Figure 8. LPS increased chemokine/Be-specific CD4⁺ T cells and inflammation in BeO-exposed HLA-DP2 Tg mice.

(A) CCL4 (left) and CCL3 (right) measured by ELISA (pg/ml) in the BAL fluid of FVB/N HLA-DP2 Tg mice. After standard sensitization with BeO, mice were boosted on day 14 with either BeO (n = 5) or BeO plus LPS (10 μg; n = 5) and sacrificed 24 hours later. (B) Frequency of Be-specific CD4⁺ T cells at day 21 in the lungs of PBS- (n = 4), BeO- (n = 5), and BeO/LPS-treated (n = 5) HLA-DP2 Tg mice measured by IFN-γ (left) and IL-2 (right) ELISPOT is shown.

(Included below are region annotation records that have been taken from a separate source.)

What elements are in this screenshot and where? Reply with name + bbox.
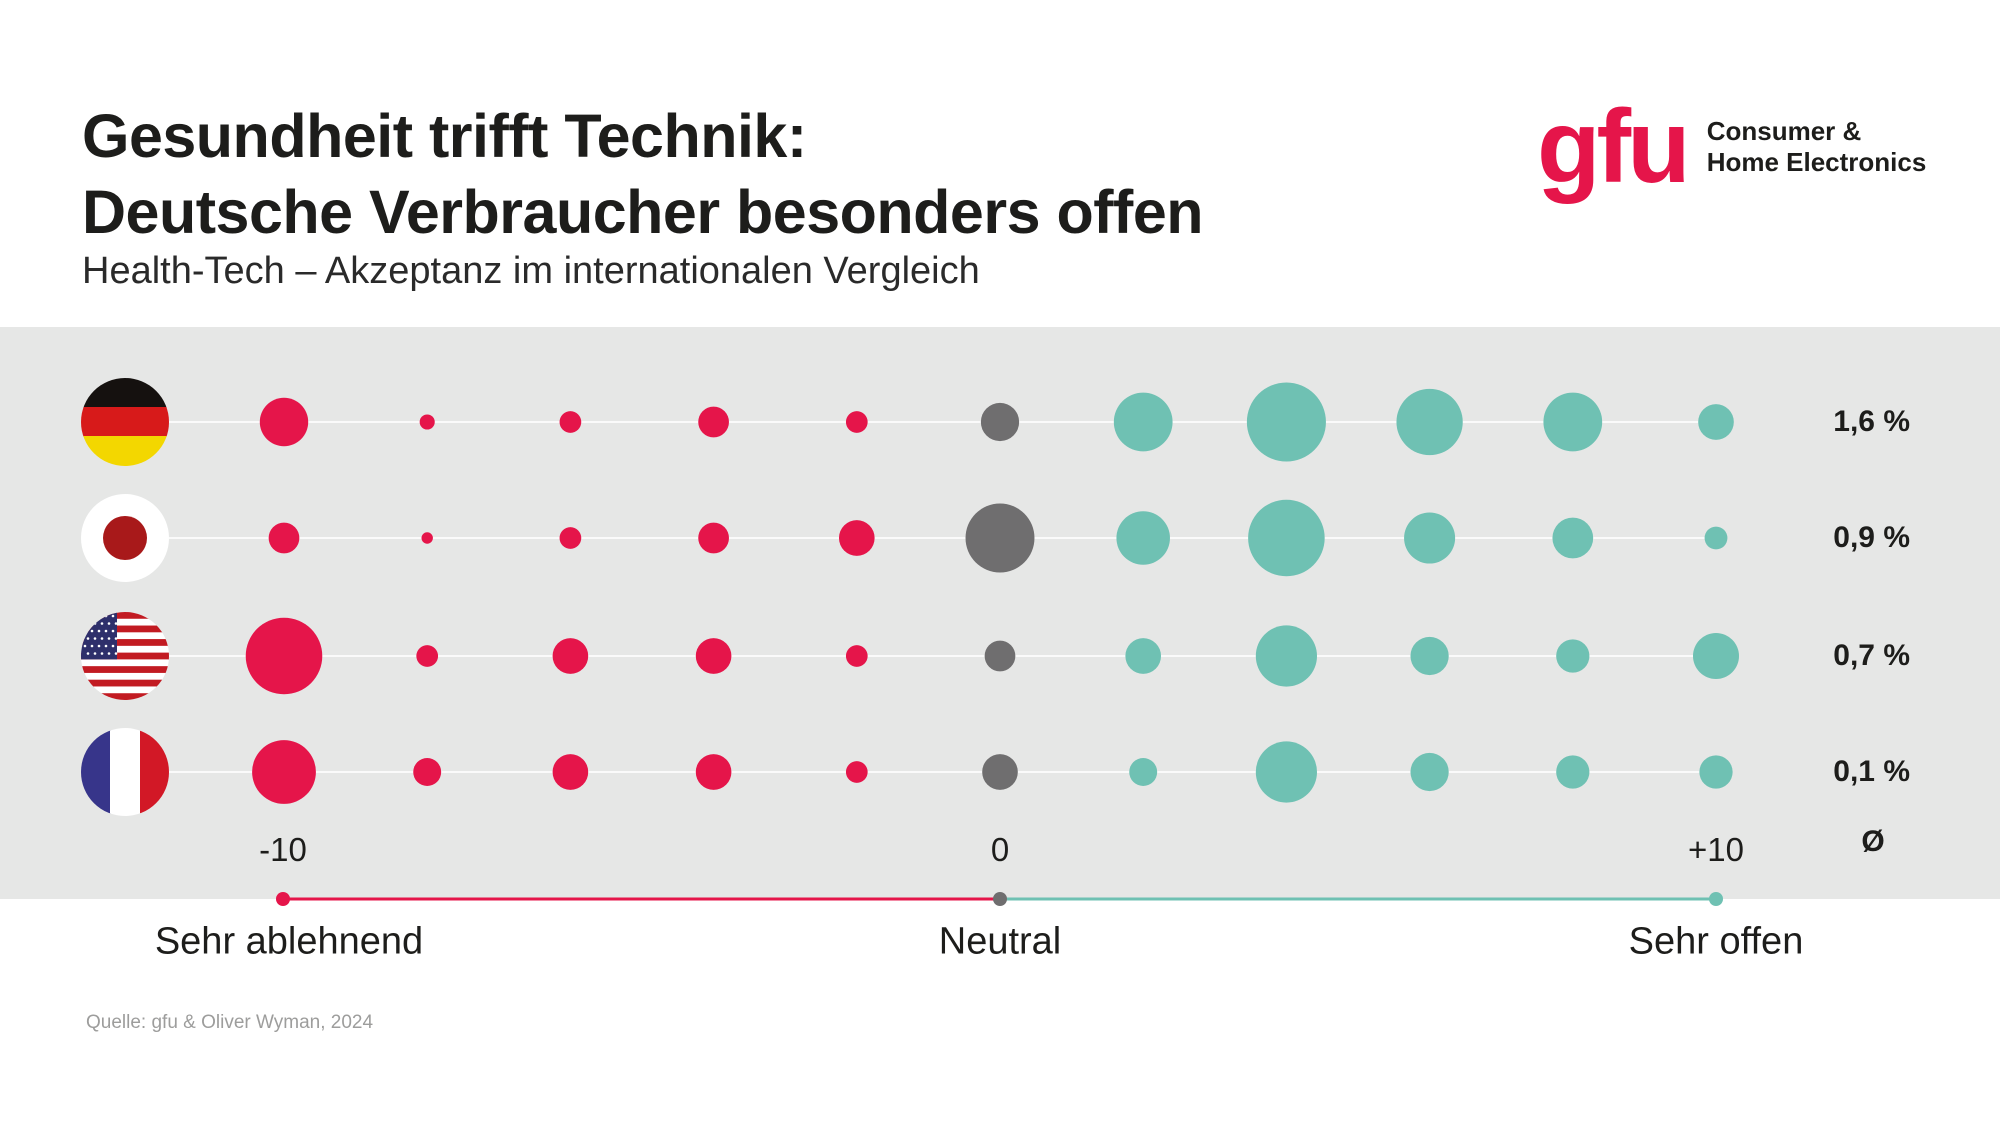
bubble-jp-6 bbox=[1404, 512, 1456, 564]
source-note: Quelle: gfu & Oliver Wyman, 2024 bbox=[86, 1012, 374, 1033]
average-label-fr: 0,1 % bbox=[1833, 755, 1910, 788]
average-label-jp: 0,9 % bbox=[1833, 521, 1910, 554]
bubble-de-2 bbox=[1113, 392, 1173, 452]
bubble-us-4 bbox=[1255, 625, 1317, 687]
logo-mark: gfu bbox=[1537, 89, 1691, 205]
bubble-fr--8 bbox=[413, 758, 442, 786]
tick-label-zero: 0 bbox=[990, 831, 1010, 868]
bubble-jp--6 bbox=[559, 527, 582, 549]
jp-flag-icon bbox=[81, 494, 169, 582]
bubble-de-6 bbox=[1396, 388, 1463, 456]
bubble-us--10 bbox=[245, 617, 323, 695]
bubble-de-0 bbox=[980, 402, 1020, 442]
page-title: Gesundheit trifft Technik: Deutsche Verb… bbox=[82, 98, 1204, 250]
scale-marker-left bbox=[276, 892, 290, 906]
bubble-fr--4 bbox=[695, 754, 732, 790]
bubble-de--8 bbox=[419, 414, 435, 430]
scale-marker-center bbox=[993, 892, 1007, 906]
scale-label-right: Sehr offen bbox=[1628, 920, 1804, 963]
bubble-de-10 bbox=[1698, 404, 1734, 440]
bubble-de--10 bbox=[259, 397, 309, 447]
bubble-fr--6 bbox=[552, 754, 589, 790]
scale-label-left: Sehr ablehnend bbox=[154, 920, 424, 963]
logo-text: Consumer & Home Electronics bbox=[1707, 116, 1927, 178]
bubble-fr-4 bbox=[1255, 741, 1317, 803]
bubble-jp--8 bbox=[421, 532, 433, 544]
bubble-jp--10 bbox=[268, 522, 300, 554]
bubble-de--6 bbox=[559, 411, 582, 433]
bubble-jp-10 bbox=[1704, 526, 1728, 550]
tick-label-max: +10 bbox=[1688, 831, 1744, 868]
bubble-fr-0 bbox=[982, 754, 1018, 790]
average-header: Ø bbox=[1861, 825, 1885, 858]
bubble-jp-8 bbox=[1552, 517, 1594, 559]
bubble-fr--2 bbox=[845, 761, 868, 783]
average-label-us: 0,7 % bbox=[1833, 639, 1910, 672]
de-flag-icon bbox=[81, 378, 169, 466]
bubble-us-10 bbox=[1692, 632, 1740, 680]
fr-flag-icon bbox=[81, 728, 169, 816]
bubble-jp-2 bbox=[1116, 511, 1170, 565]
bubble-us-2 bbox=[1125, 638, 1162, 674]
bubble-de--2 bbox=[845, 411, 868, 433]
bubble-fr-8 bbox=[1556, 755, 1590, 789]
bubble-fr-10 bbox=[1699, 755, 1733, 789]
subtitle: Health-Tech – Akzeptanz im international… bbox=[82, 250, 980, 292]
bubble-fr--10 bbox=[252, 740, 316, 804]
tick-label-min: -10 bbox=[259, 831, 307, 868]
gfu-logo: gfu Consumer & Home Electronics bbox=[1537, 89, 1927, 205]
average-label-de: 1,6 % bbox=[1833, 405, 1910, 438]
bubble-us--6 bbox=[552, 638, 589, 674]
bubble-us-0 bbox=[984, 640, 1016, 672]
bubble-us--4 bbox=[695, 638, 732, 674]
bubble-de-8 bbox=[1543, 392, 1603, 452]
bubble-us-8 bbox=[1556, 639, 1590, 673]
us-flag-icon bbox=[81, 612, 169, 700]
scale-label-center: Neutral bbox=[938, 920, 1062, 963]
bubble-us-6 bbox=[1410, 636, 1449, 676]
bubble-fr-6 bbox=[1410, 752, 1449, 792]
bubble-de-4 bbox=[1246, 382, 1326, 462]
bubble-jp--4 bbox=[698, 522, 729, 554]
bubble-us--2 bbox=[845, 645, 868, 667]
bubble-fr-2 bbox=[1129, 758, 1158, 786]
title-line-2: Deutsche Verbraucher besonders offen bbox=[82, 178, 1204, 246]
bubble-de--4 bbox=[698, 406, 729, 438]
bubble-jp-0 bbox=[965, 503, 1035, 573]
scale-marker-right bbox=[1709, 892, 1723, 906]
logo-line-1: Consumer & bbox=[1706, 116, 1862, 146]
title-line-1: Gesundheit trifft Technik: bbox=[82, 102, 807, 170]
bubble-jp-4 bbox=[1248, 499, 1325, 577]
logo-line-2: Home Electronics bbox=[1706, 147, 1927, 177]
bubble-jp--2 bbox=[838, 520, 875, 556]
bubble-us--8 bbox=[416, 645, 439, 667]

Data are expressed as the mean ± SEM spot-forming units per 4 × 10⁴ cells. (C) Shown are the frequency (left) and total number (right) of HLA-DP2–CCL4/Be tetramer staining CD4⁺ T cells isolated from the lungs of PBS- (n = 4), BeO (n = 5), and BeO/LPS-treated mice (n = 5) sacrificed on day 21. (D) Flow cytometric density plots illustrating representative HLA-DP2–CCL4/Be tetramer staining of lung cells derived from PBS- (left), BeO- (middle), and BeO/LPS-exposed (right) HLA-DP2 Tg mice sacrificed on day 21. (E) Frequency of HLA-DP2–plexin A/Be tetramer staining CD4⁺ T cells from the lungs of mice treated as indicated (PBS, n = 4; BeO, n = 5; BeO/LPS, n = 5). (F) Representative H&E staining of lungs from BeO-treated (upper panels) and BeO/LPS-treated (lower panels) mice showing mononuclear cell infiltrates at low and higher magnification. (G) Quantification of mononuclear cells in lung tissue of HLA-DP2 Tg mice treated as indicated (PBS, n = 3; BeO n = 4; BeO/LPS, n = 4). Bars for all data plots represent the mean ± SEM. *P < 0.05; **P < 0.01; ***P < 0.001; ****P < 0.0001, Mann-Whitney U test (A) and 1-way ANOVA (B, C, E, and G). Data are representative of 2 separate experiments.